My old friend and joy, baseball, is leaving me again this weekend.

The San Francisco Giants played their last home game of 2007 last night, made all the more bittersweet as, after fifteen crazy years, it was the last game Barry Bonds will play in a Giants uniform.

It was year of agony and ecstasy.

Ecstasy: The San Jose Giants, the Minor League Single A affiliate, and a group of young ‘uns near and dear to my heart performed a miracle. Coming on strong in the first half and falling off hard in the second half, they still earned their way into the playoffs and prevailed. They are the 2007 California League Champions. They played an amazing post season and just brutalized Lake Elsinore in game 5, the deciding game. I get goose bumps just thinking about it. This was a hard working team of guys who learned how to win, and a tip of the cap to manager Lenn Sakata for taking yet another team to the post season.

Agony: Their big brothers to the North, however, didn’t fare so well. With three games left, they’ve lost 89 games and are a gut-turning 18.5 games out of first place.

This was the season that Bonds broke the all-time homerun record, walloping 756 over the walls and into the history books. But all the media glare, both positive and negative, had an impact on the other 24 guys on the roster. Starting pitching was ok (I won’t “go there” about the pitiful year Barry Zito had…I just…can’t…), the bullpen was ridiculous and hitting was lame. They went up there with sad and tired bats. And our star catcher bitched about it to the press.

It was not a glorious year. It’s the latest in all the depressing seasons we’ve endured after the joys (and pain) of the 2002 World Series.

Ownership says 2008 is a “rebuilding” year. That means some young kids, some no names, and no hope of a post season for at least a couple more years.

But even in the agony of this terrible season, it was there. Baseball was on the radio every night, 162 games a year. The bases were still 90 feet apart and it was still 60 feet, six inches from mound to plate. The Umps still missed calls, players were plunked, miracles were performed and for me, all was all right with the world.

I had a day yesterday for the record books, and as I drove home, looking into the setting sun, sad, mad, exhausted, apathetic, beat down, and depressed as hell, I reached out and touched the “power” button on my radio, and suddenly Jon Miller’s voice boomed out from my radio speakers, “a called strike one!” and I left behind my troubles. My sorrow. My bone wearying exhaustion and I listened to the game. Smiling at strikes, frowning at balls and batting my hand on the steering wheel when the boys in orange and black got a hit and cheering loudly in my car.

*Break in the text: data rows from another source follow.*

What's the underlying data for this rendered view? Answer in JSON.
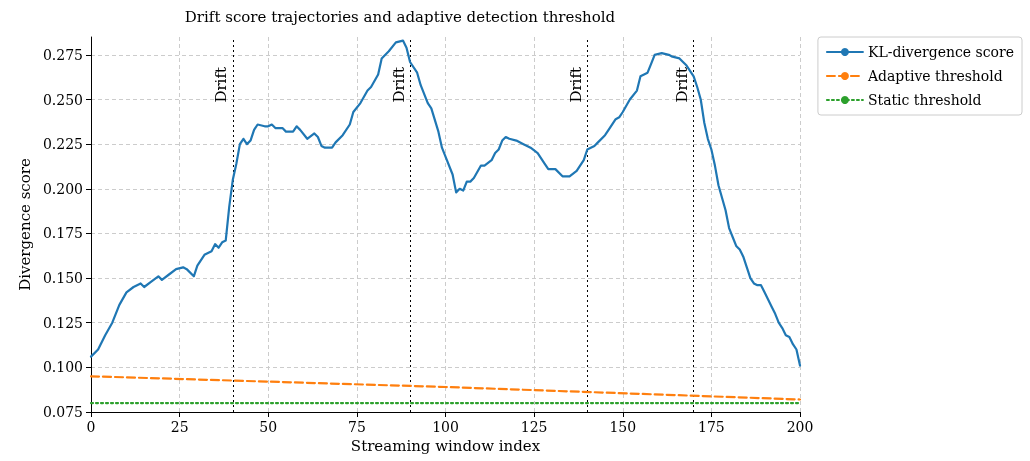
{
  "chart_data": {
    "type": "line",
    "title": "Drift score trajectories and adaptive detection threshold",
    "xlabel": "Streaming window index",
    "ylabel": "Divergence score",
    "xlim": [
      0,
      200
    ],
    "xticks": [
      0,
      25,
      50,
      75,
      100,
      125,
      150,
      175,
      200
    ],
    "ylim": [
      0.075,
      0.285
    ],
    "yticks": [
      0.075,
      {
        "value": 0.1,
        "label": "0.100"
      },
      0.125,
      {
        "value": 0.15,
        "label": "0.150"
      },
      0.175,
      {
        "value": 0.2,
        "label": "0.200"
      },
      0.225,
      {
        "value": 0.25,
        "label": "0.250"
      },
      0.275
    ],
    "grid": true,
    "legend": "top right",
    "marker": "none",
    "series": [
      {
        "name": "KL-divergence score",
        "color": "#1f77b4",
        "line_style": "solid",
        "x": [
          0,
          2,
          4,
          6,
          8,
          10,
          12,
          14,
          15,
          17,
          19,
          20,
          22,
          24,
          26,
          27,
          29,
          30,
          32,
          34,
          35,
          36,
          37,
          38,
          39,
          40,
          41,
          42,
          43,
          44,
          45,
          46,
          47,
          49,
          50,
          51,
          52,
          54,
          55,
          56,
          57,
          58,
          59,
          61,
          63,
          64,
          65,
          66,
          68,
          69,
          71,
          73,
          74,
          76,
          78,
          79,
          81,
          82,
          84,
          86,
          88,
          89,
          90,
          92,
          93,
          95,
          96,
          98,
          99,
          100,
          102,
          103,
          104,
          105,
          106,
          107,
          108,
          110,
          111,
          113,
          114,
          115,
          116,
          117,
          118,
          120,
          122,
          124,
          126,
          128,
          129,
          131,
          133,
          135,
          137,
          139,
          140,
          142,
          143,
          145,
          146,
          148,
          149,
          150,
          152,
          154,
          155,
          157,
          158,
          159,
          161,
          163,
          164,
          166,
          167,
          168,
          170,
          171,
          172,
          173,
          174,
          175,
          176,
          177,
          179,
          180,
          181,
          182,
          183,
          184,
          185,
          186,
          187,
          188,
          189,
          190,
          191,
          192,
          193,
          194,
          195,
          196,
          197,
          198,
          199,
          200
        ],
        "values": [
          0.106,
          0.11,
          0.118,
          0.125,
          0.135,
          0.142,
          0.145,
          0.147,
          0.145,
          0.148,
          0.151,
          0.149,
          0.152,
          0.155,
          0.156,
          0.155,
          0.151,
          0.157,
          0.163,
          0.165,
          0.169,
          0.167,
          0.17,
          0.171,
          0.19,
          0.205,
          0.214,
          0.225,
          0.228,
          0.225,
          0.227,
          0.233,
          0.236,
          0.235,
          0.235,
          0.236,
          0.234,
          0.234,
          0.232,
          0.232,
          0.232,
          0.235,
          0.233,
          0.228,
          0.231,
          0.229,
          0.224,
          0.223,
          0.223,
          0.226,
          0.23,
          0.236,
          0.243,
          0.248,
          0.255,
          0.257,
          0.264,
          0.273,
          0.277,
          0.282,
          0.283,
          0.279,
          0.271,
          0.265,
          0.258,
          0.248,
          0.245,
          0.232,
          0.223,
          0.218,
          0.208,
          0.198,
          0.2,
          0.199,
          0.204,
          0.204,
          0.206,
          0.213,
          0.213,
          0.216,
          0.22,
          0.222,
          0.227,
          0.229,
          0.228,
          0.227,
          0.225,
          0.223,
          0.22,
          0.214,
          0.211,
          0.211,
          0.207,
          0.207,
          0.21,
          0.216,
          0.222,
          0.224,
          0.226,
          0.23,
          0.233,
          0.239,
          0.24,
          0.243,
          0.25,
          0.255,
          0.263,
          0.265,
          0.27,
          0.275,
          0.276,
          0.275,
          0.274,
          0.273,
          0.271,
          0.269,
          0.263,
          0.257,
          0.25,
          0.237,
          0.228,
          0.222,
          0.213,
          0.202,
          0.188,
          0.178,
          0.173,
          0.168,
          0.166,
          0.162,
          0.156,
          0.15,
          0.147,
          0.146,
          0.146,
          0.142,
          0.138,
          0.134,
          0.13,
          0.125,
          0.122,
          0.118,
          0.117,
          0.113,
          0.11,
          0.101
        ]
      },
      {
        "name": "Adaptive threshold",
        "color": "#ff7f0e",
        "line_style": "dashed",
        "x": [
          0,
          100,
          200
        ],
        "values": [
          0.095,
          0.089,
          0.082
        ]
      },
      {
        "name": "Static threshold",
        "color": "#2ca02c",
        "line_style": "dotted",
        "x": [
          0,
          200
        ],
        "values": [
          0.08,
          0.08
        ]
      }
    ],
    "ref_lines": [
      {
        "axis": "x",
        "value": 40,
        "label": "Drift",
        "color": "#000000",
        "line_style": "dotted"
      },
      {
        "axis": "x",
        "value": 90,
        "label": "Drift",
        "color": "#000000",
        "line_style": "dotted"
      },
      {
        "axis": "x",
        "value": 140,
        "label": "Drift",
        "color": "#000000",
        "line_style": "dotted"
      },
      {
        "axis": "x",
        "value": 170,
        "label": "Drift",
        "color": "#000000",
        "line_style": "dotted"
      }
    ]
  }
}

I don’t give a rip about any of the teams in the post-season, although I may watch a few games. It’s not the same when it isn’t your team fighting it out.

*sigh* Now what? My baseball friend becomes a hockey fan in the off-season. I like hockey, but not with that fever reserved for baseball.

Guess instead, it’s time to start thinking about what in the hell I’m going to write 50,000 words about for the annual NaNoWriMo.